Open birdstorm opened 6 years ago
The context is: creating schema using the following:
create table t2(c1 timestamp not null);
create table t3(c1 time not null, c2 timestamp not null);
insert into t2 values(now());
insert into t3 values(time(now()), now());
TiDB has the following behavior:
mysql> select * from t2;
+---------------------+
| c1 |
+---------------------+
| 2017-10-27 00:00:41 |
+---------------------+
1 row in set (0.00 sec)
As we can see, duration works perfect fine. So does the TiSpark
side.
spark.sql("select * from t2").show;
+--------------------+
| c1|
+--------------------+
|2017-10-27 00:00:...|
+--------------------+
While spark.sql("select * from t3").show;
throws a lot exception:
com.pingcap.tikv.codec.InvalidCodecFormatException: Invalid Flag type for TimestampType: 8
at com.pingcap.tikv.types.TimestampType.decodeNotNull(TimestampType.java:61)
at com.pingcap.tikv.types.DataType.decodeValueToRow(DataType.java:124)
at com.pingcap.tikv.row.DefaultRowReader.readRow(DefaultRowReader.java:38)
at com.pingcap.tikv.operation.SelectIterator.next(SelectIterator.java:131)
at com.pingcap.tikv.operation.SelectIterator.next(SelectIterator.java:42)
at com.pingcap.tispark.TiRDD$$anon$1.next(TiRDD.scala:70)
at com.pingcap.tispark.TiRDD$$anon$1.next(TiRDD.scala:50)
at scala.collection.Iterator$$anon$11.next(Iterator.scala:409)
at scala.collection.Iterator$$anon$11.next(Iterator.scala:409)
at org.apache.spark.sql.execution.SparkPlan$$anonfun$2.apply(SparkPlan.scala:232)
at org.apache.spark.sql.execution.SparkPlan$$anonfun$2.apply(SparkPlan.scala:225)
at org.apache.spark.rdd.RDD$$anonfun$mapPartitionsInternal$1$$anonfun$apply$25.apply(RDD.scala:827)
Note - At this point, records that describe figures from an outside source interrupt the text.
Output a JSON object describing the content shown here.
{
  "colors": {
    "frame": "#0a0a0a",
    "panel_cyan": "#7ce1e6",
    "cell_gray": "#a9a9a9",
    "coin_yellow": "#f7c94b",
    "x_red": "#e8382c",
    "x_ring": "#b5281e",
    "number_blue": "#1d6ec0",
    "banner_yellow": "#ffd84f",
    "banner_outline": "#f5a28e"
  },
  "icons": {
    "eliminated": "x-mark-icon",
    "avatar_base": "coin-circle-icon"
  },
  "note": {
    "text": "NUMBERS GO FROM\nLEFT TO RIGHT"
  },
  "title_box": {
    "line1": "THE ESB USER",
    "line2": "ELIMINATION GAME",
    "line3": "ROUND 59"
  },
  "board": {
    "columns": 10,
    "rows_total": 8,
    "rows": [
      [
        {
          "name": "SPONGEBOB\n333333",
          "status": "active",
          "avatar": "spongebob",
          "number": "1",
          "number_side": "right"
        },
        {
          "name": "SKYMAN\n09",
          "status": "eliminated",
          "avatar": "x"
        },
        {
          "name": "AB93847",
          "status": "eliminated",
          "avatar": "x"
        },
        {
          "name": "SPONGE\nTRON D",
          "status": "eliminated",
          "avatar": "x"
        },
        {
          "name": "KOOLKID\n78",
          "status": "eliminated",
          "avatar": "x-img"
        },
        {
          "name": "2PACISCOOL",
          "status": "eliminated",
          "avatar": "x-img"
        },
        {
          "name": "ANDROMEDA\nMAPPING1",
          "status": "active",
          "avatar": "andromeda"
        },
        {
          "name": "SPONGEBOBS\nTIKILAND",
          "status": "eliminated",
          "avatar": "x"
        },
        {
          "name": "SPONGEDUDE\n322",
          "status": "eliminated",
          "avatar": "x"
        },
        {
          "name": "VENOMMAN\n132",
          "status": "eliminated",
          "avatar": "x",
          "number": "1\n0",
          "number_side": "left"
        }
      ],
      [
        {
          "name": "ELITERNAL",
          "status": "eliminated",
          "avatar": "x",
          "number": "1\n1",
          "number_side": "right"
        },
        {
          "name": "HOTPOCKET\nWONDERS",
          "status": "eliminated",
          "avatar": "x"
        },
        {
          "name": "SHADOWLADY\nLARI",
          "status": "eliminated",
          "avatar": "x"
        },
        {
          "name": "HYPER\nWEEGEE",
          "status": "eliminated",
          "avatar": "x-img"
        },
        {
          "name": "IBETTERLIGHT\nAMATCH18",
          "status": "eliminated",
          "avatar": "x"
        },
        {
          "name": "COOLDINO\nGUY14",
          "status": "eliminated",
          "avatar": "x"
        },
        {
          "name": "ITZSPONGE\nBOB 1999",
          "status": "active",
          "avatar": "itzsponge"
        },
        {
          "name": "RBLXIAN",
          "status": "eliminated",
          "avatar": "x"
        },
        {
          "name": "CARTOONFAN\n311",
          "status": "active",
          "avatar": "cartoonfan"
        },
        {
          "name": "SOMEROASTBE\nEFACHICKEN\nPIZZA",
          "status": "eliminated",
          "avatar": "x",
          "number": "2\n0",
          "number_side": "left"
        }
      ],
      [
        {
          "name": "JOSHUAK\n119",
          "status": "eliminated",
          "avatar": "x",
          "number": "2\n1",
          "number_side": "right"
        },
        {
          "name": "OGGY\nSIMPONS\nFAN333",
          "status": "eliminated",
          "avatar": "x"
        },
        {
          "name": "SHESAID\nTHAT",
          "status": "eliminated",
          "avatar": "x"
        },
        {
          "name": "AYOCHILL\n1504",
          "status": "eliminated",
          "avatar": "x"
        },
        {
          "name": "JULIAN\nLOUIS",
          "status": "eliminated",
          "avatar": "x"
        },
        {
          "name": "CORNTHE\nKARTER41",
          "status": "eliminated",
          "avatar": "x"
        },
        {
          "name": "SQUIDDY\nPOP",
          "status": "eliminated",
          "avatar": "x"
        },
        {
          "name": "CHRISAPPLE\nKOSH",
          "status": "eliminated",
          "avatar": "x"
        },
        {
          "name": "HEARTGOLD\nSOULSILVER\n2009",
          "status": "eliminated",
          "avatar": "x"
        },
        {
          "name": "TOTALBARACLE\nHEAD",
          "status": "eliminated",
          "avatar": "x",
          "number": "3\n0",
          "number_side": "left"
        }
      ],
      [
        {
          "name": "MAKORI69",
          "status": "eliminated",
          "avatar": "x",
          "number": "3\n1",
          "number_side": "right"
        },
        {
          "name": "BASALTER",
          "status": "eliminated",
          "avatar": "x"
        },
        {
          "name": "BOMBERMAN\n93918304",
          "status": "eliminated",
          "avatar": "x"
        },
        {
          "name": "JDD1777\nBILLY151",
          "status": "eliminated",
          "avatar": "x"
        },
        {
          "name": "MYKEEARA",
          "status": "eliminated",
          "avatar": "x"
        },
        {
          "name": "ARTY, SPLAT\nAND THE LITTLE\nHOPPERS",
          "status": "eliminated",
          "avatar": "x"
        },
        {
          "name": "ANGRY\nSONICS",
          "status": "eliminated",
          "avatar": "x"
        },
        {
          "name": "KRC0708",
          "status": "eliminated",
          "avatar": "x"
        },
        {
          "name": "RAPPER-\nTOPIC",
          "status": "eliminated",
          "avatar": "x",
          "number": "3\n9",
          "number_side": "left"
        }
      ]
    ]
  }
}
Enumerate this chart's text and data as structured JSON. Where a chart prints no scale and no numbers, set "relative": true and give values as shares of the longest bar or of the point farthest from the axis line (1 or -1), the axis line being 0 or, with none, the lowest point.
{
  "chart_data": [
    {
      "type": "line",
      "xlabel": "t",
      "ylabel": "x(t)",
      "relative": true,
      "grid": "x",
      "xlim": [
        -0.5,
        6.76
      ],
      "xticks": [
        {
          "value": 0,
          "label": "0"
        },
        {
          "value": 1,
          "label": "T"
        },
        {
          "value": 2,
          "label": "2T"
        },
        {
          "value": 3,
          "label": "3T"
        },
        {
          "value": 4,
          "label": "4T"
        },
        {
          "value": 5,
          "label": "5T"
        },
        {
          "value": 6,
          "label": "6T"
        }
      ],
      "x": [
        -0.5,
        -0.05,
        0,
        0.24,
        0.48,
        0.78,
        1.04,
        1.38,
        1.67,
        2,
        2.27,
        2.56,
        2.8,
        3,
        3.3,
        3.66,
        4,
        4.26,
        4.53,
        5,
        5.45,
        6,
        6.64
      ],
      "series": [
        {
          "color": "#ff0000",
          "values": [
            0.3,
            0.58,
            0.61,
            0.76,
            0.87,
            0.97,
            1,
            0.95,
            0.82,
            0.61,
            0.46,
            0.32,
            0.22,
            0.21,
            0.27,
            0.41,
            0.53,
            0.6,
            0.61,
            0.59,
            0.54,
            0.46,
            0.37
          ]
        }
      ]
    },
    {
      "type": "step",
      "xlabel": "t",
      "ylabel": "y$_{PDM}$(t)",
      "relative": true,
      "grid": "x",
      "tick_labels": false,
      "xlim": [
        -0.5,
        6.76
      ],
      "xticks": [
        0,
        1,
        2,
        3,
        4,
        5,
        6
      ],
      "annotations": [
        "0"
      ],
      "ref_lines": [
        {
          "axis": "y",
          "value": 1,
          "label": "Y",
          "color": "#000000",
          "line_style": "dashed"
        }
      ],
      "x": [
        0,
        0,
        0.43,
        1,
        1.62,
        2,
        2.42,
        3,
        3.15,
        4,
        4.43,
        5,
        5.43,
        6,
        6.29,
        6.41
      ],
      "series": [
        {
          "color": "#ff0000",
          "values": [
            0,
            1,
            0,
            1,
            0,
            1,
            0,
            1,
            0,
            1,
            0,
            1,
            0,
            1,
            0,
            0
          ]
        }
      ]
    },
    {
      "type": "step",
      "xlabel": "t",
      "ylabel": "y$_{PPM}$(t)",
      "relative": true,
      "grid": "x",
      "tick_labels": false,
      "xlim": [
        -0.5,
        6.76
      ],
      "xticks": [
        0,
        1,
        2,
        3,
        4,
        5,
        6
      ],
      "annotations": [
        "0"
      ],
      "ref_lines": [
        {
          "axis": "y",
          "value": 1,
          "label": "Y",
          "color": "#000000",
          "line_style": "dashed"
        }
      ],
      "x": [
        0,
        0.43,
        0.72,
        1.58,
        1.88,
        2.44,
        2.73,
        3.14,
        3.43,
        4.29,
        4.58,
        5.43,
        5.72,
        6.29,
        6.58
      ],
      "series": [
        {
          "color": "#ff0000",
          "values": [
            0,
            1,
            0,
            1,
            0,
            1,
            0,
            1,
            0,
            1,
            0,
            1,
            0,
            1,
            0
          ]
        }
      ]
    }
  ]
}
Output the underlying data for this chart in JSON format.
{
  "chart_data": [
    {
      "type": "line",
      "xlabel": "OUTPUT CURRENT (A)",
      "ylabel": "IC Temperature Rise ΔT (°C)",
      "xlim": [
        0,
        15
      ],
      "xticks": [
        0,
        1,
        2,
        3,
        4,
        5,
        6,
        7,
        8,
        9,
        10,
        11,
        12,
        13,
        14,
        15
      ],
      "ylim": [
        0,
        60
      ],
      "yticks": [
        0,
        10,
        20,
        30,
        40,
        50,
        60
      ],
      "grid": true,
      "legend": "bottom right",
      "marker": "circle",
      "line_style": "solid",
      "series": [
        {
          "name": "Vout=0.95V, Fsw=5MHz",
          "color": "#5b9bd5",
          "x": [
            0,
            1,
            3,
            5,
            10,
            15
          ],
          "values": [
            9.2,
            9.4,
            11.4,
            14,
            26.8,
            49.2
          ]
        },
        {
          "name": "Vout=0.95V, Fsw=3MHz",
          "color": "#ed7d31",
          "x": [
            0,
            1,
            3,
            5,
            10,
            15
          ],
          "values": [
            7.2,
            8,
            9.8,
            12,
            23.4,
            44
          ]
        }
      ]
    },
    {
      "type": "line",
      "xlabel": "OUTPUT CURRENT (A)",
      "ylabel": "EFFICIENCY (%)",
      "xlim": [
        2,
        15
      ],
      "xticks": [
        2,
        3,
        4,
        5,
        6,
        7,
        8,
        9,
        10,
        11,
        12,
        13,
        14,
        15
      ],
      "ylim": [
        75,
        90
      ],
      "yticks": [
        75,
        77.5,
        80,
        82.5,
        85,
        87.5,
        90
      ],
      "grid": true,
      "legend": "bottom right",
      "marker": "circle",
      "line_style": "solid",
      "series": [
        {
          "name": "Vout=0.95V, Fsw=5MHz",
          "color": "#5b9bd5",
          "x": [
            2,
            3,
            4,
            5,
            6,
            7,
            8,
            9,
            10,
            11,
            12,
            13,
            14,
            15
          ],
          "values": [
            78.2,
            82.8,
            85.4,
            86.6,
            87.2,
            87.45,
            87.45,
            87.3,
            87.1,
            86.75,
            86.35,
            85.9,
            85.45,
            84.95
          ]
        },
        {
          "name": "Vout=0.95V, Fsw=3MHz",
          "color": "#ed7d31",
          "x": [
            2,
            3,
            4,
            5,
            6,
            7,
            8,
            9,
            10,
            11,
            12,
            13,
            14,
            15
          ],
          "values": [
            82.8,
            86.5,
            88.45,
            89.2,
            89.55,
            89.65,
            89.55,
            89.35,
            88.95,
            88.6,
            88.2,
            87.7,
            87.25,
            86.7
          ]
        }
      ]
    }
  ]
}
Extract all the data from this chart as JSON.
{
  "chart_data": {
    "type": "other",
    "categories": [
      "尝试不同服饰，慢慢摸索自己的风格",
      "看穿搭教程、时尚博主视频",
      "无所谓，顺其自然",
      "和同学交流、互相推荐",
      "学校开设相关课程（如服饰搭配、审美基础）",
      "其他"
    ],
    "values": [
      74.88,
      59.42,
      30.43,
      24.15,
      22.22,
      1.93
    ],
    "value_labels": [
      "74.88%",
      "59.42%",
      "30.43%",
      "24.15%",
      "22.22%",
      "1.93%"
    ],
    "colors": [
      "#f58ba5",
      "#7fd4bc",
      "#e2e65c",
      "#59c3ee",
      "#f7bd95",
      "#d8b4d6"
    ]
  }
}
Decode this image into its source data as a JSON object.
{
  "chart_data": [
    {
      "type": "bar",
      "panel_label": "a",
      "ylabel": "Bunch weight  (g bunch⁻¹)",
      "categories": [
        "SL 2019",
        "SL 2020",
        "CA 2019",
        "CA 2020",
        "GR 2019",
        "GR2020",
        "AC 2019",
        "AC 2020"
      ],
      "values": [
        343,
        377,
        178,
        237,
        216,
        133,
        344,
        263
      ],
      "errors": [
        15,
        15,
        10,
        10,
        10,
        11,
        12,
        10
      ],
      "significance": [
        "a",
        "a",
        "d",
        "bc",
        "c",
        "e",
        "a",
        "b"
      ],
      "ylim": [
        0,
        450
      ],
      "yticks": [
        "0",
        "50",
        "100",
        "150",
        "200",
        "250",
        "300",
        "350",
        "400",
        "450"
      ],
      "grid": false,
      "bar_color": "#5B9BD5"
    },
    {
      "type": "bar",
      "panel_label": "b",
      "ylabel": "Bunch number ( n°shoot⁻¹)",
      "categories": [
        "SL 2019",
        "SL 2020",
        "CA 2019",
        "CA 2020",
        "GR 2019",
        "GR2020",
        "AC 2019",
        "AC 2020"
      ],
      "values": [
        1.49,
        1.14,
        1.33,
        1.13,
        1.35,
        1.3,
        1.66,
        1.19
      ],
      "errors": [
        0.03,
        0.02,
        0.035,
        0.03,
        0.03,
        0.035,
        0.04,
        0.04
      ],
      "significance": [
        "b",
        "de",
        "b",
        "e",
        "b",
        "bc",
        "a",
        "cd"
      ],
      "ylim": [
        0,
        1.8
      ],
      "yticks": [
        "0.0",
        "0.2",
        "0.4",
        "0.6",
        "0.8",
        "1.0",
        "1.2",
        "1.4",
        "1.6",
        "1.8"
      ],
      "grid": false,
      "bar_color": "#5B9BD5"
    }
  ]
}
at org.apache.spark.rdd.RDD$$anonfun$mapPartitionsInternal$1$$anonfun$apply$25.apply(RDD.scala:827)
at org.apache.spark.rdd.MapPartitionsRDD.compute(MapPartitionsRDD.scala:38)
at org.apache.spark.rdd.RDD.computeOrReadCheckpoint(RDD.scala:323)
at org.apache.spark.rdd.RDD.iterator(RDD.scala:287)
at org.apache.spark.scheduler.ResultTask.runTask(ResultTask.scala:87)
at org.apache.spark.scheduler.Task.run(Task.scala:99)
at org.apache.spark.executor.Executor$TaskRunner.run(Executor.scala:322)
at java.util.concurrent.ThreadPoolExecutor.runWorker(ThreadPoolExecutor.java:1149)
at java.util.concurrent.ThreadPoolExecutor$Worker.run(ThreadPoolExecutor.java:624)
at java.lang.Thread.run(Thread.java:748)
Here has two part of problem.
Time type has DURATION_FLAG, but when decoding the flag was not used and it results in decode error of the following columns. Should implement a new duration class to use Time type correctly.